Spec-driven development

May 4, 2026 min read

Spec Driven Development — We’ve Been Doing It All Along

Spec Driven Development might sound like a formal methodology cooked up in a software engineering textbook, but honestly? If you’ve ever written a prompt to an AI agent and gotten something useful back, you’ve already been doing it.

What Is It, Really?

At its core, Spec Driven Development is the idea that you define what you want to build before you start building it. You write out the behavior, the expected inputs and outputs, the edge cases — all of it — and then you let the implementation follow from that spec.

In traditional development, this might mean writing an OpenAPI schema before touching any backend code, or defining your component interfaces before wiring up state. But in the age of AI-assisted development, the spec often looks a lot like a well-crafted prompt.
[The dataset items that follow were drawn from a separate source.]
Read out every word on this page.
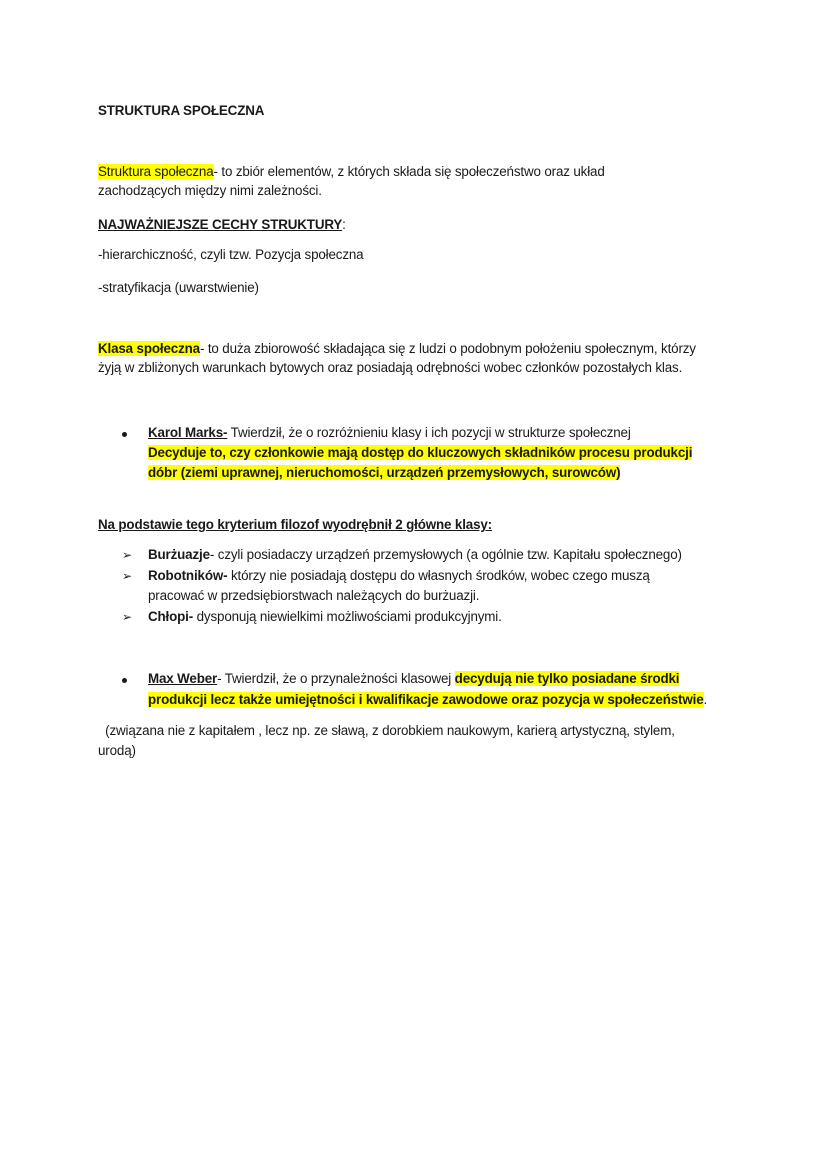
STRUKTURA SPOŁECZNA
Struktura społeczna- to zbiór elementów, z których składa się społeczeństwo oraz układ
zachodzących między nimi zależności.
NAJWAŻNIEJSZE CECHY STRUKTURY:
-hierarchiczność, czyli tzw. Pozycja społeczna
-stratyfikacja (uwarstwienie)
Klasa społeczna- to duża zbiorowość składająca się z ludzi o podobnym położeniu społecznym, którzy
żyją w zbliżonych warunkach bytowych oraz posiadają odrębności wobec członków pozostałych klas.
Karol Marks- Twierdził, że o rozróżnieniu klasy i ich pozycji w strukturze społecznej
Decyduje to, czy członkowie mają dostęp do kluczowych składników procesu produkcji
dóbr (ziemi uprawnej, nieruchomości, urządzeń przemysłowych, surowców)
Na podstawie tego kryterium filozof wyodrębnił 2 główne klasy:
➢ Burżuazje- czyli posiadaczy urządzeń przemysłowych (a ogólnie tzw. Kapitału społecznego)
➢ Robotników- którzy nie posiadają dostępu do własnych środków, wobec czego muszą
pracować w przedsiębiorstwach należących do burżuazji.
➢ Chłopi- dysponują niewielkimi możliwościami produkcyjnymi.
Max Weber- Twierdził, że o przynależności klasowej decydują nie tylko posiadane środki
produkcji lecz także umiejętności i kwalifikacje zawodowe oraz pozycja w społeczeństwie.
(związana nie z kapitałem , lecz np. ze sławą, z dorobkiem naukowym, karierą artystyczną, stylem,
urodą)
Vibecoding and the Art of the Good Prompt

This is where it gets interesting. Spec Driven Development is, in my opinion, a core part of what people mean when they talk about “vibecoding.” The connection is simple: a good prompt produces a good result. A vague, half-baked idea handed to an AI agent will get you a vague, half-baked result. But if you take the time to think through what you actually want — the structure, the behaviour, the constraints — the output quality goes up dramatically.

I’ve experienced this firsthand working with Claude Code. The more precise and deliberate I am about describing what I want, the more useful what comes back actually is. It’s not magic — it’s specification.

The Iterative Loop You Didn’t Know You Were In

Here’s something I find genuinely exciting about the way spec-driven development plays out with AI agents: you don’t need to have your spec perfectly figured out from the start. You just need a relative idea of what you want to create.

From there, AI agents enable a kind of rapid iteration that changes the whole dynamic of prototyping. Whether you’d even call it a traditional iterative process is debatable — it moves fast enough that you can produce multiple working versions in the time it used to take to get one off the ground. You try something, it’s not quite right, you refine the spec slightly, and you try again. The feedback loop is tight in a way it simply wasn’t before.

Why I’m a Fan

What I love most about Spec Driven Development — especially when combined with AI tooling — is the creative freedom it unlocks. Traditionally, the time cost of building a prototype acted as a filter on your ideas. You’d self-censor before even starting, because you knew how long it would take to find out whether something worked.

That constraint is largely gone now. Producing a working prototype is fast enough that you can afford to explore. You can follow a hunch, test it, and discard it without it costing you a sprint. That shifts the bottleneck from implementation back to ideas, which is where it should be.

Spec Driven Development gives structure to that creative process — not to limit it, but to make it actionable. And when AI agents are in the loop, that structure becomes the language you use to direct them effectively.

We’ve been doing it all along. Now we’re just getting better at it.